Una specie di: “Puoi arrivare fin qui e basta” che è parecchio più invalicabile di quanto credessi.

Il rapporto delle donne con il proprio corpo è assai poco superficiale. Io, tuttavia, ho sempre pensato di sapermici distanziare, quando era il caso.
Una Santa Maria Goretti, per fare un esempio classico, non l’ho mai capita. Che senso ha farsi uccidere pur di non farsi stuprare? Incomprensibile, l’ho sempre trovato, e il detto napoletano di “‘Na lavata e ‘na asciugata” mi è sempre parso l’unico criterio ragionevole da adottare in quelle situazioni in cui una signora, non potendo evitare di essere violentata, dovrebbe dedicare le sue energie a tornarsene a casa con i minori danni possibili.

Le mie circostanze odierne, ovviamente assai meno drammatiche, riguardavano solo certe norme del vivere civile. Una deve scegliere tra l’abbozzare e il picchiare il proprio dentista, e credo che siamo tutti educati ad abbozzare. Le signore, soprattutto.
Il rapporto con le proprie barriere, tuttavia, è molto più istintivo che razionale.

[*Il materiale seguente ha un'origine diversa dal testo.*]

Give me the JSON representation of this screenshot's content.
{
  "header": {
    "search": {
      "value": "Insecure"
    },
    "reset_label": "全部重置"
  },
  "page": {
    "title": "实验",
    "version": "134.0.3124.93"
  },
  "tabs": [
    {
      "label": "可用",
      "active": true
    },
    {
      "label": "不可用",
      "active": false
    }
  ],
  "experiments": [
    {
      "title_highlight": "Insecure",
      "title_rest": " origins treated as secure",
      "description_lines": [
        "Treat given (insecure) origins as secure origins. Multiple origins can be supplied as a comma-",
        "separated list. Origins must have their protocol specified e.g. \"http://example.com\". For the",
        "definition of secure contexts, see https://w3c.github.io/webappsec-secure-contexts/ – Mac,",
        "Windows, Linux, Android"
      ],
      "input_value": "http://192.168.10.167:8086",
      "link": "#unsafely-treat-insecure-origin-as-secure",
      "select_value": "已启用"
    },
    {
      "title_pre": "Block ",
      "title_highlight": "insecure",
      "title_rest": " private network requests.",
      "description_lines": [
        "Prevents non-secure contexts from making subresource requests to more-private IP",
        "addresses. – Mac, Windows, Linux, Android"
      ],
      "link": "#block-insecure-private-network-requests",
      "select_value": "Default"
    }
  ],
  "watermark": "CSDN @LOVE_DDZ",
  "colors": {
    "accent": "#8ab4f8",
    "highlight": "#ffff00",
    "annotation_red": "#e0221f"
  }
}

Io non l’ho deciso, oggi, di far fare un volo al mio dentista e al suo apparecchio. Ho solo visto la sua faccia decisa sopra la mia (uh, nonno Freud…) e quell’aria professional-determinata, quell’imporre la sua professionale volontà sopra la mia (“paziente che non sa e che si porterà a spasso il corpo che dico io”) mi ha scatenato un “No!” così profondo che ancora adesso, mentre scrivo, penso che se mi avesse tagliato la faccia sarebbe stato comunque un male minore, rispetto all’impormi a vita una limatura a un dente che non voglio e che mi sarei portata a spasso per sempre, a perenne ricordo della mia incapacità di reagire nel momento in cui chi impone la propria volontà vince.

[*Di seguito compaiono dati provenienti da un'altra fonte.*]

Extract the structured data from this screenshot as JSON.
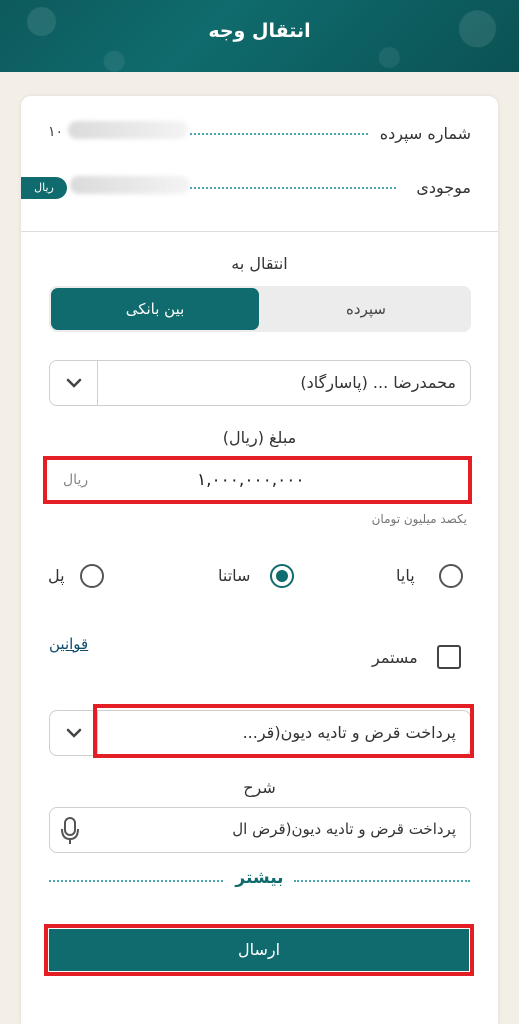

A perenne ricordo della mia incerta sottomissione a un sapere e a un potere altrui, in sintesi.

Sono ancora agitatissima.
In tutto questo alla collega hanno fatto, in Spagna, la stessa cosa che il mio povero dentista ha cercato di fare a me, e le è parso normalissimo ed è lì tutta tranquilla. Io credo che in Spagna avrei reagito con ancora più violenza.

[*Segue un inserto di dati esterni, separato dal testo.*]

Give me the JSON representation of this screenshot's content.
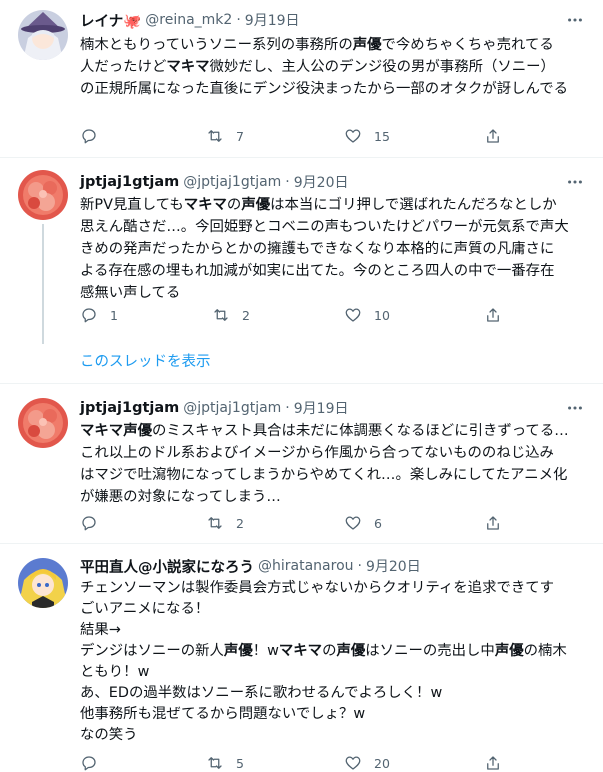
{
  "tweets": [
    {
      "name": "レイナ🐙",
      "handle": "@reina_mk2",
      "sep": "·",
      "date": "9月19日",
      "lines": [
        [
          {
            "t": "楠木ともりっていうソニー系列の事務所の",
            "b": false
          },
          {
            "t": "声優",
            "b": true
          },
          {
            "t": "で今めちゃくちゃ売れてる",
            "b": false
          }
        ],
        [
          {
            "t": "人だったけど",
            "b": false
          },
          {
            "t": "マキマ",
            "b": true
          },
          {
            "t": "微妙だし、主人公のデンジ役の男が事務所（ソニー）",
            "b": false
          }
        ],
        [
          {
            "t": "の正規所属になった直後にデンジ役決まったから一部のオタクが訝しんでる",
            "b": false
          }
        ]
      ],
      "reply_count": "",
      "retweet_count": "7",
      "like_count": "15"
    },
    {
      "name": "jptjaj1gtjam",
      "handle": "@jptjaj1gtjam",
      "sep": "·",
      "date": "9月20日",
      "lines": [
        [
          {
            "t": "新PV見直しても",
            "b": false
          },
          {
            "t": "マキマ",
            "b": true
          },
          {
            "t": "の",
            "b": false
          },
          {
            "t": "声優",
            "b": true
          },
          {
            "t": "は本当にゴリ押しで選ばれたんだろなとしか",
            "b": false
          }
        ],
        [
          {
            "t": "思えん酷さだ…。今回姫野とコベニの声もついたけどパワーが元気系で声大",
            "b": false
          }
        ],
        [
          {
            "t": "きめの発声だったからとかの擁護もできなくなり本格的に声質の凡庸さに",
            "b": false
          }
        ],
        [
          {
            "t": "よる存在感の埋もれ加減が如実に出てた。今のところ四人の中で一番存在",
            "b": false
          }
        ],
        [
          {
            "t": "感無い声してる",
            "b": false
          }
        ]
      ],
      "reply_count": "1",
      "retweet_count": "2",
      "like_count": "10"
    },
    {
      "name": "jptjaj1gtjam",
      "handle": "@jptjaj1gtjam",
      "sep": "·",
      "date": "9月19日",
      "lines": [
        [
          {
            "t": "マキマ",
            "b": true
          },
          {
            "t": "声優",
            "b": true
          },
          {
            "t": "のミスキャスト具合は未だに体調悪くなるほどに引きずってる…",
            "b": false
          }
        ],
        [
          {
            "t": "これ以上のドル系およびイメージから作風から合ってないもののねじ込み",
            "b": false
          }
        ],
        [
          {
            "t": "はマジで吐瀉物になってしまうからやめてくれ…。楽しみにしてたアニメ化",
            "b": false
          }
        ],
        [
          {
            "t": "が嫌悪の対象になってしまう…",
            "b": false
          }
        ]
      ],
      "reply_count": "",
      "retweet_count": "2",
      "like_count": "6"
    },
    {
      "name": "平田直人@小説家になろう",
      "handle": "@hiratanarou",
      "sep": "·",
      "date": "9月20日",
      "lines": [
        [
          {
            "t": "チェンソーマンは製作委員会方式じゃないからクオリティを追求できてす",
            "b": false
          }
        ],
        [
          {
            "t": "ごいアニメになる！",
            "b": false
          }
        ],
        [
          {
            "t": "結果→",
            "b": false
          }
        ],
        [
          {
            "t": "デンジはソニーの新人",
            "b": false
          },
          {
            "t": "声優",
            "b": true
          },
          {
            "t": "！w",
            "b": false
          },
          {
            "t": "マキマ",
            "b": true
          },
          {
            "t": "の",
            "b": false
          },
          {
            "t": "声優",
            "b": true
          },
          {
            "t": "はソニーの売出し中",
            "b": false
          },
          {
            "t": "声優",
            "b": true
          },
          {
            "t": "の楠木",
            "b": false
          }
        ],
        [
          {
            "t": "ともり！w",
            "b": false
          }
        ],
        [
          {
            "t": "あ、EDの過半数はソニー系に歌わせるんでよろしく！w",
            "b": false
          }
        ],
        [
          {
            "t": "他事務所も混ぜてるから問題ないでしょ？w",
            "b": false
          }
        ],
        [
          {
            "t": "なの笑う",
            "b": false
          }
        ]
      ],
      "reply_count": "",
      "retweet_count": "5",
      "like_count": "20"
    }
  ],
  "thread_link": "このスレッドを表示",
  "icons": {
    "reply": "reply-icon",
    "retweet": "retweet-icon",
    "like": "heart-icon",
    "share": "share-icon",
    "more": "more-icon"
  },
  "colors": {
    "text": "#0f1419",
    "secondary": "#536471",
    "link": "#1d9bf0",
    "divider": "#eff3f4"
  }
}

Ognuno è il prodotto della propria storia, certo.
Tuttavia, arrivata a quest’età di cambiamenti e assestamenti che sono i 40 anni, mi accorgo di non avere affatto chiare le misure della mia calma e del mio fuoco, e un po’ mi secca.
Mi secca parecchio, anzi, ché preferirei sapermi prevedere.
Anche se mi pare, tutto sommato, di potermi fidare di me stessa (magari scusandomi di tanto in tanto).